FDI amendment encourages ecommerce companies to consider selling their own brand with foreign investment


Leading ecommerce companies are planning to sell their own brands to take advantage of the FDI modification. In a November 2015 modification, the DIPP has allowed companies that want to sell a single brand to have foreign investment. The press note says that a company seeking to retail a single brand is allowed to sell the products online as well as through a physical store.
With this move, companies can promote their own brands with the backing of foreign investments. Armed with this knowledge, companies like Zivame, Yepme, Urban Ladder and FabAlley are planning to sell only a single brand.
Industry experts are also excited about the possibilities.
“It creates a differentiator, and, second, there are not large brands, so it is a fantastic opportunity for companies like Zivame to capture that space,” says Nitin Chhabra, CEO of Ace Turtle, an ecommerce consultancy.
Companies that will be selling their own brand
Vivek Gaur, Yepme’s CEO confirms,
“Now that full clarity has emerged in single-brand policy, we will certainly look at it.”

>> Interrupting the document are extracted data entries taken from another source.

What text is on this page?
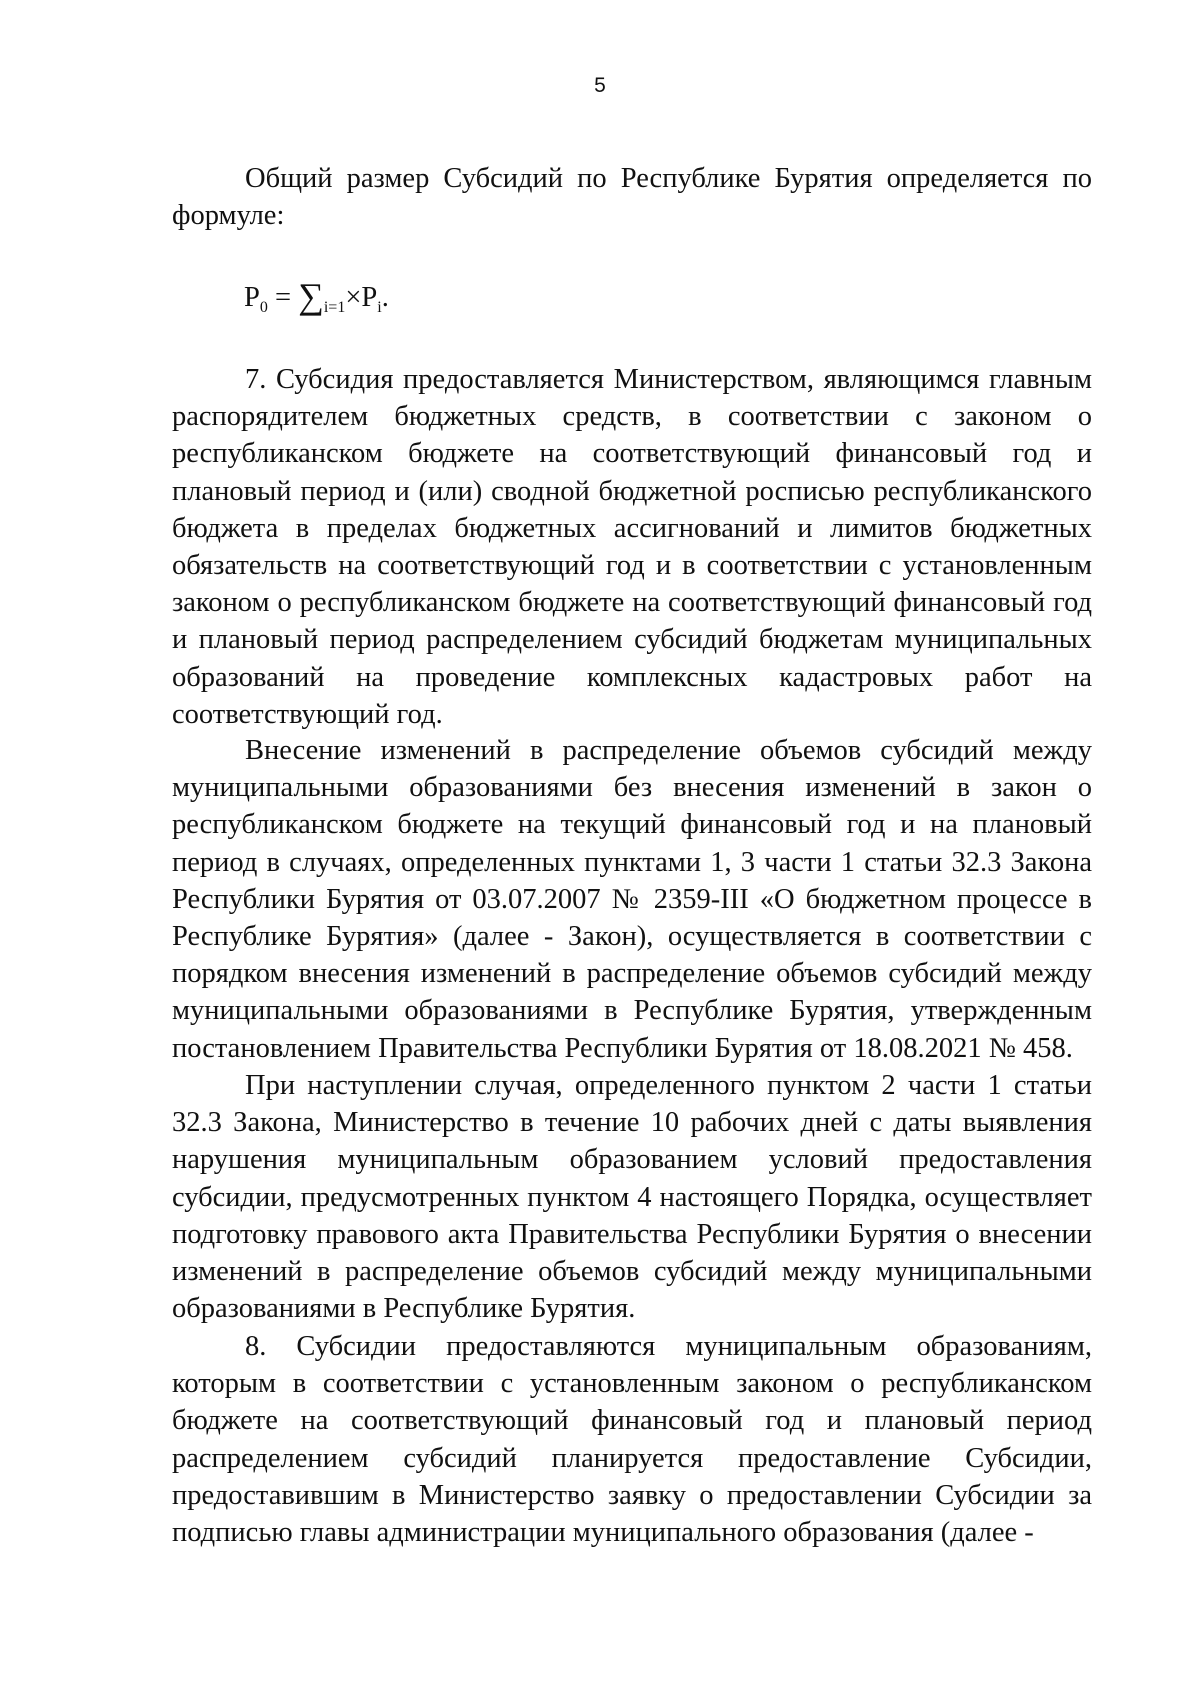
5

Общий размер Субсидий по Республике Бурятия определяется по формуле:

$P_0 = \sum_{i=1}\times P_i$.

7. Субсидия предоставляется Министерством, являющимся главным распорядителем бюджетных средств, в соответствии с законом о республиканском бюджете на соответствующий финансовый год и плановый период и (или) сводной бюджетной росписью республиканского бюджета в пределах бюджетных ассигнований и лимитов бюджетных обязательств на соответствующий год и в соответствии с установленным законом о республиканском бюджете на соответствующий финансовый год и плановый период распределением субсидий бюджетам муниципальных образований на проведение комплексных кадастровых работ на соответствующий год.

Внесение изменений в распределение объемов субсидий между муниципальными образованиями без внесения изменений в закон о республиканском бюджете на текущий финансовый год и на плановый период в случаях, определенных пунктами 1, 3 части 1 статьи 32.3 Закона Республики Бурятия от 03.07.2007 № 2359-III «О бюджетном процессе в Республике Бурятия» (далее - Закон), осуществляется в соответствии с порядком внесения изменений в распределение объемов субсидий между муниципальными образованиями в Республике Бурятия, утвержденным постановлением Правительства Республики Бурятия от 18.08.2021 № 458.

При наступлении случая, определенного пунктом 2 части 1 статьи 32.3 Закона, Министерство в течение 10 рабочих дней с даты выявления нарушения муниципальным образованием условий предоставления субсидии, предусмотренных пунктом 4 настоящего Порядка, осуществляет подготовку правового акта Правительства Республики Бурятия о внесении изменений в распределение объемов субсидий между муниципальными образованиями в Республике Бурятия.

8. Субсидии предоставляются муниципальным образованиям, которым в соответствии с установленным законом о республиканском бюджете на соответствующий финансовый год и плановый период распределением субсидий планируется предоставление Субсидии, предоставившим в Министерство заявку о предоставлении Субсидии за подписью главы администрации муниципального образования (далее -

Likewise, Shivani Poddar, co-founder of FabAlley says,
“Currently, we are funded by Indian angel investors. As and when we get foreign money, we will definitely apply for single-brand license.”
Zivame is also considering selling only its own branded garments, says a person aware of the situation. What sort of an impact will this have on the online sellers? Luckily Pepperfry, Limeroad and Voonik are not planning to embark on single brand retail for now.